Machtpolitiker umwerben die „Fridays-for-Future“-Bewegung, weil es gerade opportun ist. Helmut Schmidt ließ sich von den 300.000 Demonstranten im Bonner Hofgarten nicht vom NATO-Doppelbeschluss abbringen. Im Mittelalter verschwanden die Flagellanten, weil Papst Clemens der VI. die Selbstgeißelung verbot. Ein solches institutionelles Korrektiv, mit Prinzipien jenseits des Machterhalts, fehlt heute. Im Gegenteil. Schmetterte Schmidt den Demonstranten noch ein „infantil“ entgegen, antwortet Merkel heute: „Wir haben verstanden.“ Das Wahrheitsmedium öffentlich-rechtlicher Rundfunk, welches ein ureigenes Interesse an einem starken Staat hat, schreibt die Bewegung hoch.
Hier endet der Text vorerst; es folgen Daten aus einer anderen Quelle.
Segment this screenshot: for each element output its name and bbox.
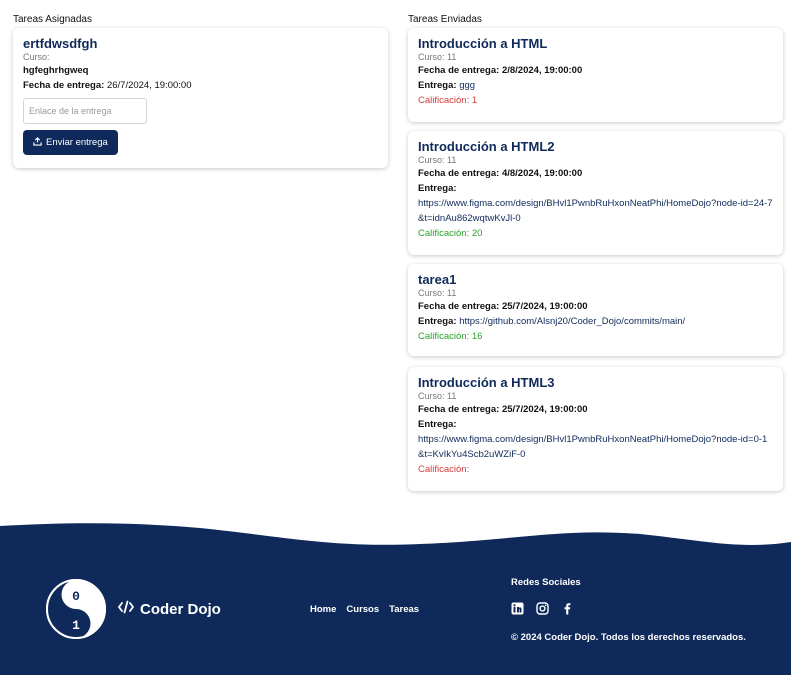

Nur 30 Jahre nach dem Fall der Mauer hat die Deutungshoheit wieder eine Ideologie, die seit 1848 ihre Verachtung des Menschen unter Beweis stellt. Die begeisterungsfähigen Kinder haben das trojanische Pferd des konzeptlos-infantilen Klimaschutzes hinter die Befestigungsanlagen gezogen. Langsam öffnet sich nun die versteckte Tür des Holztieres und die Feinde der Freiheit, die die Dinge zu Ende denken, übernehmen die Stadt.